Windows XP Professional OEM w SP2 and all MSFT+INTC updates
Bios reflashed w Intel update
The Intel temperature and fan monitor is installed and operational.
After assembly, the machine was burned in for several days using StressTest and Seti@Home. Heat and sound issues were identified and corrected.
Customer equipment already in place:
Dell flat screen 19" monitor (nice!).
Logitech cordless mouse.
Logitech corded keyboard.
Note that this hanging symptom has happened once before with him, causing him to turn off the power to regain control, and resulting in the corruption of the Dragon speech recognition files. The solution was to delete the suspect *.voc files and retrain, but the root cause of the hanging was not determined.
The display presented on the monitor is normal. There is no BSOD or any strange artifacts currently being reported.
When I talked w my customer last night, he reported that the hanging symptom has reoccurred. Leading up to the problem, he reports that he was navigating through the start menu to launch a program (trend micro), launched it, then the machine became hung. The mouse would move, but there was no response from the keyboard. (this is different from the first time, where there was no response from either the mouse or the keyboard.) After waiting 2-5 minutes, he powered down and restarted.
This problem is intermittent.
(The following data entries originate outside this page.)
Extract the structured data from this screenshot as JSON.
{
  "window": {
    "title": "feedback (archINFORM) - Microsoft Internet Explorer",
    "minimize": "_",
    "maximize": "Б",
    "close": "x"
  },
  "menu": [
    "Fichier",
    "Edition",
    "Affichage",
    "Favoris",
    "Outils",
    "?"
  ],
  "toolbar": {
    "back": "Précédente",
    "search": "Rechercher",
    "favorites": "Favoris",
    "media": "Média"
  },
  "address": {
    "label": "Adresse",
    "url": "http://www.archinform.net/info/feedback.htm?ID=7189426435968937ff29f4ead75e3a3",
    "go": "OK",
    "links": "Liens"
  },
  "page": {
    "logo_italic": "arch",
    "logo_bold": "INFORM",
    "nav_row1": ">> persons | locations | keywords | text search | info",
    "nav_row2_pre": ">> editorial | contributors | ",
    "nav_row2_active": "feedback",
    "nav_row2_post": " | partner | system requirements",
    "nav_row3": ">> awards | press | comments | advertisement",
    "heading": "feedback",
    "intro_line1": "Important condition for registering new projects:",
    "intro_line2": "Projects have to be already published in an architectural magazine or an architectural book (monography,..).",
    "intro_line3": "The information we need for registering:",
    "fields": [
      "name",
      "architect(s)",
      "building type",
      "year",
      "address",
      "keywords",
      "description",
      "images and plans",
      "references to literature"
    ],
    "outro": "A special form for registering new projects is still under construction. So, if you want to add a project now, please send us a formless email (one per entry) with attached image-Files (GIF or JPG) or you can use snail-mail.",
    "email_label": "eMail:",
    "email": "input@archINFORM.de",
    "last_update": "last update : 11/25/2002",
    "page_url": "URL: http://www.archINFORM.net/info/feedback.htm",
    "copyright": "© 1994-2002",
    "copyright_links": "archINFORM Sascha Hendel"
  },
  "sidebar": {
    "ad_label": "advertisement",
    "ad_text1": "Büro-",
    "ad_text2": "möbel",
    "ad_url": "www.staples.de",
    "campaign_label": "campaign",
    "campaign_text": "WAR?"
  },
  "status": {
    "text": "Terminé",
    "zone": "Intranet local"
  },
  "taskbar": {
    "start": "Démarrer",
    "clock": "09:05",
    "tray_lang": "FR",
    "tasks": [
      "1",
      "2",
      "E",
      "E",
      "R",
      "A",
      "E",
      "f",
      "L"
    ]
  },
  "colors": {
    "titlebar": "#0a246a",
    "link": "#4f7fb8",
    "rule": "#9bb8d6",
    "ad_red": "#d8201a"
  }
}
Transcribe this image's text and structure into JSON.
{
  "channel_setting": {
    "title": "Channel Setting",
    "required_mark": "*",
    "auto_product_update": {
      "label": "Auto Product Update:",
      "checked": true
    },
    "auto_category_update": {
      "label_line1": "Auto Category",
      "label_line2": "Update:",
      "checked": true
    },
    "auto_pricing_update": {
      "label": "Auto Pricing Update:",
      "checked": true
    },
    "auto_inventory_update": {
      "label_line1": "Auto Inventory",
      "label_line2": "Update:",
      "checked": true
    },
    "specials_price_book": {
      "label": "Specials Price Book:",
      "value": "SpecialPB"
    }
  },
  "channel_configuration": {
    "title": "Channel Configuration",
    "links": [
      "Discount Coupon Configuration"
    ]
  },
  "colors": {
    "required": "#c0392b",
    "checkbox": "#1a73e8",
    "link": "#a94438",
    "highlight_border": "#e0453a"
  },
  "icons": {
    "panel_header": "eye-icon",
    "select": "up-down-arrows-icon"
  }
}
So far, over the past 2 weeks or so, this has occurred 2 times, with maddening results because there is a close correlation with this hanging and corrupting the speech recognition files, which puts him out of service.
Note that the original motivation for doing this rebuild was because the previous mobo had a failed keyboard controller, and there was no new replacement mobo available. Also, the machine failed to keep up with the speech to text translation, because the CPU was operating at 100% utilization just servicing errant keyboard interrupts. Here's a link to that problem conversation:
I do need to confirm my understanding of what lead up to the problem, and I will report more information after it is available, but I'm really interested in whether there is some hw or sw method of tracking the operational state of the machine leading up to the problem.
Some of the things that I will look at are:
The log of the temperature monitor, possible heat problem. May not be reliable because the log is stored in a file on disk.
The memory timing. The sticks say 2-3-3-6 but the mobo is reporting something slower 2.5-4-4-8. Change settings back to auto?
Check the event log on the mobo, to see if anything is reported there.
Swap out the current keyboard and rodent with ones I use that are known good. Possible low battery in mouse.
The environment. Wouldn't it be funny if there is something at the site, which affected the previous mobo by nuking the keyboard controller, is still there and affecting this new mobo a different way.
I thought NTFS was robust and didn't lose data when the power is gracelessly removed. This is acting like FAT. Am I being unrealistic?
Any thoughts on troubleshooting an intermittent error with serious consequences, which happens once every week or two?
Any suggs on making the filesystem more robust so that it is less likely to lose data?
Any suggs on a possible adjustment within Dragon Naturally Speaking to make it less susceptable. I'm suspecting that Dragon is leaving it's *.voc files in an exposed state, so that if the power were to gracelessly go away, the underlying files end up corrupt. I thought these files were only opened for rw during training, not during speech to text translation.
Any suggestions on how to study the problem, and/ or install monitors to record the operational state of the OS and the machine leading up to the hanging symptom or power reset?
I'll be heading over there in about 2 hours, but I will be frequently checking for responses. Thank you in advance for noodling on the problem with me!